Now, as Lafond sits in his office and thinks back on what’s surprised him most about a wine industry he helped launch 50 years ago, it’s pinot noir that he mentions most readily.  For one, it’s his wine of choice.  “”Much easier to drink than cabernet sauvignon,” he says.  But he’s also surprised about its surge of popularity in Santa Barbara County, where the push to plant it didn’t begin until the late 70s.  “There was a theory at one point that you really couldn’t make it here, because it was tough to grow,” he says.  “But possibly it was because we didn’t have the right techniques.  The way we make it now has become a lot more sophisticated.

“You also have to have the right personality to make it,” Lafond continues.  “You have to be patient and let nature do its thing.  Like Bruce, who doesn’t always get the recognition he deserve, because it’s the more flamboyant personalities that usually get the press.”

Winemaker Bruce McGuire
He’s referring, of course, to his winemaker, Bruce McGuire, a similarly reserved individual, whom he credits for pushing him to plant pinot noir in earnest when he was hired in 1981.  Today, McGuire confirms that high end pinot noir, along with high-end chardonnay, are at the core of the winery’s program moving forward.  “We still have several other varieties – lagrein, primitivo – which we’ll continue to make in small quantities for local distribution though the tasting room,” McGuire says.  “But pinot and chard will definitely be the future focus for national distribution.”

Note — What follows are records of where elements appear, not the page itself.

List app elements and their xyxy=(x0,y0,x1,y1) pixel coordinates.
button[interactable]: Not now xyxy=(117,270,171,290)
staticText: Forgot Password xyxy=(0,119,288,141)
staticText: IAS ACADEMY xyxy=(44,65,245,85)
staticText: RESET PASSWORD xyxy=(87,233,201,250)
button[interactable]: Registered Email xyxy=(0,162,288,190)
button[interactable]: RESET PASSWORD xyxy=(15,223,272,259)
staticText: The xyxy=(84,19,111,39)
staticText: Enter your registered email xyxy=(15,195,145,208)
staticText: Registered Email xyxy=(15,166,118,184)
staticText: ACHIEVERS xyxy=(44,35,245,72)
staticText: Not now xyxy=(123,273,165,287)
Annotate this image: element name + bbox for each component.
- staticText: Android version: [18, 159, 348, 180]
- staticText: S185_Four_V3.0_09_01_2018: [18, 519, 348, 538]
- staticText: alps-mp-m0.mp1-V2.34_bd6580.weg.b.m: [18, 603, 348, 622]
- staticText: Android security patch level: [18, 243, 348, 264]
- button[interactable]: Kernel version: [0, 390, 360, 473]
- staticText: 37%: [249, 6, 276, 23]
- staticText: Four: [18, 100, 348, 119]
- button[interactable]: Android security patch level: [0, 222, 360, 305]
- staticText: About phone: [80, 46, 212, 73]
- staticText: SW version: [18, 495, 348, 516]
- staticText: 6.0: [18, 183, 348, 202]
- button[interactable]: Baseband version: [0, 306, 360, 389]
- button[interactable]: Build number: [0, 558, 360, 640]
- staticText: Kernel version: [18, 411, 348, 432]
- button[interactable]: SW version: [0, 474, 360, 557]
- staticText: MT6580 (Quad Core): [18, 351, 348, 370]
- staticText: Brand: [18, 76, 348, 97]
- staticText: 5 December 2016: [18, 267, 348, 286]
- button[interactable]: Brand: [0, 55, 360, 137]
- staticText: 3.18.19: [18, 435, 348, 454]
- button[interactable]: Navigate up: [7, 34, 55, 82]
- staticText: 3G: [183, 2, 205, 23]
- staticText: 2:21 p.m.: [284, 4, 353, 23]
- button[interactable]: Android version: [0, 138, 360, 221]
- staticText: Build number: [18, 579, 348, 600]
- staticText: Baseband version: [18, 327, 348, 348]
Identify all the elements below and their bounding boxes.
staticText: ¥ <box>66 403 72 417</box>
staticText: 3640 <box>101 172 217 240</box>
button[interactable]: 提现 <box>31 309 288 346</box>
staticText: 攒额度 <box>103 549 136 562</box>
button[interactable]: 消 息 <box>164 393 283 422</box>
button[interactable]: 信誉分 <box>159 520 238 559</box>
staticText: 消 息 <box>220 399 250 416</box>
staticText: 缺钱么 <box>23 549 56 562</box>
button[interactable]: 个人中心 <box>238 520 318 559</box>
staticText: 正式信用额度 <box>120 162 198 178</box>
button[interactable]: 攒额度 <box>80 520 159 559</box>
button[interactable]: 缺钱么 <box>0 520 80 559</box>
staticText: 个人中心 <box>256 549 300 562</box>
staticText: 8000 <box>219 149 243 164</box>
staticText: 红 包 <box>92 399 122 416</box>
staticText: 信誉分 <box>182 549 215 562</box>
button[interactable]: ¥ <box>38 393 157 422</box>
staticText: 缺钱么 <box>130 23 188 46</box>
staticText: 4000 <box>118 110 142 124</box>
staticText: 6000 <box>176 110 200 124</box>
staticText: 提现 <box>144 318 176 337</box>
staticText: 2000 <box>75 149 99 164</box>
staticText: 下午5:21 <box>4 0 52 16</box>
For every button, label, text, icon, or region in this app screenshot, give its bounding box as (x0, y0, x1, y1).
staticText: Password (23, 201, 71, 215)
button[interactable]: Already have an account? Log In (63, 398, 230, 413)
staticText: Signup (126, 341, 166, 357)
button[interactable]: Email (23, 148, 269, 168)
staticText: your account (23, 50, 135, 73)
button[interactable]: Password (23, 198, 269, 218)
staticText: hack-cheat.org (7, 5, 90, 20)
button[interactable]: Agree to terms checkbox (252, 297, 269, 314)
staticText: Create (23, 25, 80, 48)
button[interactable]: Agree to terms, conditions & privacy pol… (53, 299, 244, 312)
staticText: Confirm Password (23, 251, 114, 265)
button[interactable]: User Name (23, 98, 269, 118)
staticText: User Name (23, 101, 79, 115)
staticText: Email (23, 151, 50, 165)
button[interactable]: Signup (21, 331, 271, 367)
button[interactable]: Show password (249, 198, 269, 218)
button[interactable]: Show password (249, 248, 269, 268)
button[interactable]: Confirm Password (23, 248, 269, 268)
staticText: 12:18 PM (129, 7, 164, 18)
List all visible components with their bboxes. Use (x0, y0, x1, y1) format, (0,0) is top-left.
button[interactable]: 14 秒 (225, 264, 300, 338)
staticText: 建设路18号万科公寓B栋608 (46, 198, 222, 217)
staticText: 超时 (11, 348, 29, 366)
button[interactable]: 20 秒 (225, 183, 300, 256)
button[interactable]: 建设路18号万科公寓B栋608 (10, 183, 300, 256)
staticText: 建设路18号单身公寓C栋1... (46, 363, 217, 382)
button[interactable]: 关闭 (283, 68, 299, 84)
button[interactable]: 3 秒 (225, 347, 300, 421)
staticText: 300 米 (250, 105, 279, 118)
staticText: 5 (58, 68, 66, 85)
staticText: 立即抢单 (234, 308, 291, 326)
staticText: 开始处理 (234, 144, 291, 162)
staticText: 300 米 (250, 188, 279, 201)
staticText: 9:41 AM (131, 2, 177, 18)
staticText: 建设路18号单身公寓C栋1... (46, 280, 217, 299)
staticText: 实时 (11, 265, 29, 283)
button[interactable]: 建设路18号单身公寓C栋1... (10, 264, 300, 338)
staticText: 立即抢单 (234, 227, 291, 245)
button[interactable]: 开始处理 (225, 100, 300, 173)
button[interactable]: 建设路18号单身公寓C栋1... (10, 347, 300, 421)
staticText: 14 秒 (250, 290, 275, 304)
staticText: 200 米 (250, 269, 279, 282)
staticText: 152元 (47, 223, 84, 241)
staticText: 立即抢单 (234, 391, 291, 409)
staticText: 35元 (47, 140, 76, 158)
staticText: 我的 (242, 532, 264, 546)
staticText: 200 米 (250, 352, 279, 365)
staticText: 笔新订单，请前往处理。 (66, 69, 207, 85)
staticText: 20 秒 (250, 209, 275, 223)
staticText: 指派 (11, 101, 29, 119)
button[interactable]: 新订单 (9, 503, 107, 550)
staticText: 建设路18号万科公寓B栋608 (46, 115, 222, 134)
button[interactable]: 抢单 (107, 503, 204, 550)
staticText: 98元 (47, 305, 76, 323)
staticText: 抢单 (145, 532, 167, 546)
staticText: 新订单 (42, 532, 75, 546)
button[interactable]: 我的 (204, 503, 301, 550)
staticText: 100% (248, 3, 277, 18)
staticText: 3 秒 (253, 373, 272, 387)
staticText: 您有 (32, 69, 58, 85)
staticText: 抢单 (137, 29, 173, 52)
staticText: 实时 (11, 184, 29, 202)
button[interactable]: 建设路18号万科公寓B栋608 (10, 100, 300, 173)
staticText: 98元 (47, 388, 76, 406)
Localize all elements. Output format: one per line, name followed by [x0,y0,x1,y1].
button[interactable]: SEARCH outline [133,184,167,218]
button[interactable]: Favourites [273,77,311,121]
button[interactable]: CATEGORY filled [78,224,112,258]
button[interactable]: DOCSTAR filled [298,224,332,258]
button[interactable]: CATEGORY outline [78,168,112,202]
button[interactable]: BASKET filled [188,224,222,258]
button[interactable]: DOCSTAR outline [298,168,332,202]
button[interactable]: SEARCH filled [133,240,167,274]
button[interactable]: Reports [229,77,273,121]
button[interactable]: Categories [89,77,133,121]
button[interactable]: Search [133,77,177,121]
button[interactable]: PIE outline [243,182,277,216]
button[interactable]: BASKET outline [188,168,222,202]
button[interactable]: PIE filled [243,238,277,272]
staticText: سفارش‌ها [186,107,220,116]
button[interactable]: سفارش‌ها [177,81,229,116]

Three years ago, Lafond leased Burning Creek Ranch – 37 acres adjacent to Lafond Vineyard that comprise three distinct soil types and which were planted exclusively to eight different pinot noir clones; those grapes will see their first pick later this year.  And the 2012 harvest will also be the first vintage that 18 redeveloped acres of Lafond Vineyard will yield multiple clones of chardonnay.  “We’re aiming for clonal bottling of those,” says McGuire.  “They key is that each will be distinctive.”

With McGuire’s eye on the wine, Lafond’s role remains developing his business empire, which today also includes a home design shop, clothing stores and restaurants in both Montecito and Santa Barbara.  At 81, Lafond spends his days overseeing wine distribution and tasting room sales.  And he manages no less than 11 web sites – individual sites for each of his businesses and personal web pages for internet entities like the Santa Barbara Wine Trail (not to be confused with the Santa Barbara Urban Wine Trail), the Santa Rita Hills Wine Trail and the Santa Ynez Valley Wine Trail.

“They’re all just portals,” he says, modestly.  “I’m just trying to lead people back to the winery.”  Which proves that some things haven’t changed in 50 years, after all.


Gabe Saglie is a big fan of Santa Barbara Winery’s pinot and chardonnay but may be partial to its recently-released Rosé of Syrah on a warm summer afternoon.